Si Dieu me disait...
Ah ! si Dieu me disait : – Homme, veux-tu la gloire
Je la mets à tes pieds ; je répondrais : – Seigneur,
Amère est cette source, et je craindrais d’y boire.
Donnez-moi plutôt le bonheur.
Et si Dieu me disait : – La vaste renommée
T’attend ; suspends ton vol à ses ailes de feu ;
Aux superbes essors ma pauvre âme fermée
Dirait : – C’est trop pour moi, mon Dieu !
Et si Dieu me disait : – Vois cette multitude ;
Sous ton souffle puissant voudrais-tu la ployer ?

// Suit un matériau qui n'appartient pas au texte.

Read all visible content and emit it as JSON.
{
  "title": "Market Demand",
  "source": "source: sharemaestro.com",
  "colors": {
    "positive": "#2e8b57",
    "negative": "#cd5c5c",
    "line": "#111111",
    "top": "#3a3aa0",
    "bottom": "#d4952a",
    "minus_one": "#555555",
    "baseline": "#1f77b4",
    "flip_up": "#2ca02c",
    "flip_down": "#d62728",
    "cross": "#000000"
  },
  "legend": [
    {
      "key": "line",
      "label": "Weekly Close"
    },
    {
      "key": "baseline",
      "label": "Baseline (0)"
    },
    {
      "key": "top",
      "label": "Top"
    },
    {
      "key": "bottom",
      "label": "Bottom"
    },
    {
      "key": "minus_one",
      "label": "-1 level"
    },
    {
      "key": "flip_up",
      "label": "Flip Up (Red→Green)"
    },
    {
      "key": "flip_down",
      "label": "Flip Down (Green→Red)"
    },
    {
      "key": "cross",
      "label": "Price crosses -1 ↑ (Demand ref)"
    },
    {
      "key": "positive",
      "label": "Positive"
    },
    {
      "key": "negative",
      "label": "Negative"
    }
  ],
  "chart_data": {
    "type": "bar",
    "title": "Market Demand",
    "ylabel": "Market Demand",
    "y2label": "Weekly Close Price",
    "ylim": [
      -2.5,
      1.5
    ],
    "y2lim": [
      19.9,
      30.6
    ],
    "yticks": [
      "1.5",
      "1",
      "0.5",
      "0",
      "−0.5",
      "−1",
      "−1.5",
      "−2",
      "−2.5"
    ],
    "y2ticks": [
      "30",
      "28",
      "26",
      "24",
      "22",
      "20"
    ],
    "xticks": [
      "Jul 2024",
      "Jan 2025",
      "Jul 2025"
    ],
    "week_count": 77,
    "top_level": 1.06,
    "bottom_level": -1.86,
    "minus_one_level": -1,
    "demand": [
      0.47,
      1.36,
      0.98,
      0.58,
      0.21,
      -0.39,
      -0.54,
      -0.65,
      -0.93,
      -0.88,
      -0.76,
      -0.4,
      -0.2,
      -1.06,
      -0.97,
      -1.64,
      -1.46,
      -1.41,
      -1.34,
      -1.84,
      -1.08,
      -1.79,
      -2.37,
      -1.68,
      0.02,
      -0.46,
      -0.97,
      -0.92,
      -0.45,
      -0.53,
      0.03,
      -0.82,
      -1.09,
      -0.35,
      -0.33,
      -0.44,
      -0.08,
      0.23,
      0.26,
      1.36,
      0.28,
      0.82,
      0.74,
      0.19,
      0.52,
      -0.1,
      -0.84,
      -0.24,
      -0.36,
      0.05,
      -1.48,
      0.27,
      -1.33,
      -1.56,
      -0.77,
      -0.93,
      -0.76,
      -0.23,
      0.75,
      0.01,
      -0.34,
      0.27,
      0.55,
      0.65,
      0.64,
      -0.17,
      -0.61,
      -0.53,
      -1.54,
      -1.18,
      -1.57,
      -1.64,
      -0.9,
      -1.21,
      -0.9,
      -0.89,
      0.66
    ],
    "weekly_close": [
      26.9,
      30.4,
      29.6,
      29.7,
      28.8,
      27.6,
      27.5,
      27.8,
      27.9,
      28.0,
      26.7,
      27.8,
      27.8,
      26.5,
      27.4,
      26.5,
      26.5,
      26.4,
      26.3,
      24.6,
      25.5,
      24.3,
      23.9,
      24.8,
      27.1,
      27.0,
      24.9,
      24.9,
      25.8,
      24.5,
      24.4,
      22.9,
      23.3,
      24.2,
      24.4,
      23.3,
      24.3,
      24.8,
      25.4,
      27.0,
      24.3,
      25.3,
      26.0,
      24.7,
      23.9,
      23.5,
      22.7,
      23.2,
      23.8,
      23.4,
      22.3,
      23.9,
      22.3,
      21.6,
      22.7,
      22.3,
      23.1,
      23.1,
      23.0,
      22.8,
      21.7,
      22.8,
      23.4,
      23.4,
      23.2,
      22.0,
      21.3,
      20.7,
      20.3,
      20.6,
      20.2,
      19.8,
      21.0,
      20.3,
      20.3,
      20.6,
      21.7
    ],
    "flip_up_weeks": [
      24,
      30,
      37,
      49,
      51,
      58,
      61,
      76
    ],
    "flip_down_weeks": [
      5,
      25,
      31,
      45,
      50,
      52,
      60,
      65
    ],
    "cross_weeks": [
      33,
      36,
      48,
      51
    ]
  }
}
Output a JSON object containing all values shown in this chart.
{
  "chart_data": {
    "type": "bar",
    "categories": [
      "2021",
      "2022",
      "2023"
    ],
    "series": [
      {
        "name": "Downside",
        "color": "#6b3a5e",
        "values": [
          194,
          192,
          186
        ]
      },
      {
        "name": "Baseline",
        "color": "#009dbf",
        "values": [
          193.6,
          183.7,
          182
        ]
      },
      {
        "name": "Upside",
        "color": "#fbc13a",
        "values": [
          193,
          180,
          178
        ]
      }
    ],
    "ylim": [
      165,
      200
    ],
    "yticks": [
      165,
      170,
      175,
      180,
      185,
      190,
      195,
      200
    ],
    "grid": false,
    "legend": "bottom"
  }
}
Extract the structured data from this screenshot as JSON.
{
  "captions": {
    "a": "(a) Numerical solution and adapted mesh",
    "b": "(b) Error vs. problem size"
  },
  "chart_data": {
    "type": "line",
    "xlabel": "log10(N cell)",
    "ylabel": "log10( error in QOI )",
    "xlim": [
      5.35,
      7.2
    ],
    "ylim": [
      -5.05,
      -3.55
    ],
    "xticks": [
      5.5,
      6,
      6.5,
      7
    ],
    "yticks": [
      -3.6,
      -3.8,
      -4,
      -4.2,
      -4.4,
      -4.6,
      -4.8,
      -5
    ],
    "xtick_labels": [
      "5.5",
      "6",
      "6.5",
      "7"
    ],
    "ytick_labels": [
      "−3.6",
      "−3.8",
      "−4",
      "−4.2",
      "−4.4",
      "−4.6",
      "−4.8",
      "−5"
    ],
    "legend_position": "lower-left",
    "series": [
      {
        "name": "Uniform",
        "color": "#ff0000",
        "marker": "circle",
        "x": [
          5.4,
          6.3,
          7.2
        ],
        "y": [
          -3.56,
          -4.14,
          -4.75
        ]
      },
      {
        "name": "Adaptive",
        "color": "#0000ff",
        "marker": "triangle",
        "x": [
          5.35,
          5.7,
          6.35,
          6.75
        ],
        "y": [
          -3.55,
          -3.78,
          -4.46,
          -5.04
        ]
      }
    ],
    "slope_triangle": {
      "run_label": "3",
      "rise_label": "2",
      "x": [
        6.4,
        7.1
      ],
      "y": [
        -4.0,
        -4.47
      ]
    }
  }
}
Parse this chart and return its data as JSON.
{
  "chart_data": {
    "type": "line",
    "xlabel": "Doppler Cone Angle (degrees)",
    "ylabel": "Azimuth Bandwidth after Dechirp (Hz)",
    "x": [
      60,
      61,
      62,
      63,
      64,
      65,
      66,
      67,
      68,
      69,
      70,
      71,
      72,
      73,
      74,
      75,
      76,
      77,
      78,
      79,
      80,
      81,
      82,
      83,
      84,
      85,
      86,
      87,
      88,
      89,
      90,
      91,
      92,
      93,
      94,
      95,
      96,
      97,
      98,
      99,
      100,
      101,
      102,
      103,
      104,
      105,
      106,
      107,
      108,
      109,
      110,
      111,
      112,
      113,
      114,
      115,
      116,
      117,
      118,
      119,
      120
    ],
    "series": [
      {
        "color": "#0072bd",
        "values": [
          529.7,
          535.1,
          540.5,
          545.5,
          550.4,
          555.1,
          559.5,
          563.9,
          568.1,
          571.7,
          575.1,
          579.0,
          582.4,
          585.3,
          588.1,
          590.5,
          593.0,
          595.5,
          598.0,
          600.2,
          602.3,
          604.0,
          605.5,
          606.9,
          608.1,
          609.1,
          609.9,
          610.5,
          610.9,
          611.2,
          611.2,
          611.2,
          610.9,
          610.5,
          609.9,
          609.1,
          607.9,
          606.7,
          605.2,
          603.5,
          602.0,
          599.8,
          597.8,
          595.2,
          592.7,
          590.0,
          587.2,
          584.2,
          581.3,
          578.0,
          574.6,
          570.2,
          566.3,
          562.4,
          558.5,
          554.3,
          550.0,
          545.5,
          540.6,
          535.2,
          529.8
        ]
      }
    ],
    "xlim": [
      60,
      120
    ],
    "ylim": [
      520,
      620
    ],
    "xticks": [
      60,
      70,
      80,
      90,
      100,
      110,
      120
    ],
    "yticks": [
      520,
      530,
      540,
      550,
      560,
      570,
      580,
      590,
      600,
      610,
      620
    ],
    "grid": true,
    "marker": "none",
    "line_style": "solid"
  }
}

Je dirais : – Laissez-moi ma chère solitude,
L’écho discret de mon foyer.
Et si Dieu me disait : – Des projets de la terre
Poursuis les plus brillants, choisis les plus nouveaux ;
Je dirais au Seigneur : – Ma lampe solitaire
Sourit à mes humbles travaux.
Et si Dieu me disait : – Sois un homme de guerre ;
Je lui dirais : Mon Dieu, s’il faut être un vainqueur,
Au lieu du don fatal qui frappe le vulgaire,
Rendez-moi maître de mon cœur.
Mais si Dieu me disait : – Veux-tu d’un grand poète
Connaître – fût-ce un jour – le redoutable honneur ?
Pour ses divins tourments ton âme est-elle prête ?
Oh ! je répondrais : – Oui, Seigneur !
Adolphe POISSON.
Recueilli dans Lecture à haute voix,
par M. V. Delahaye, Beauchemin, 1896.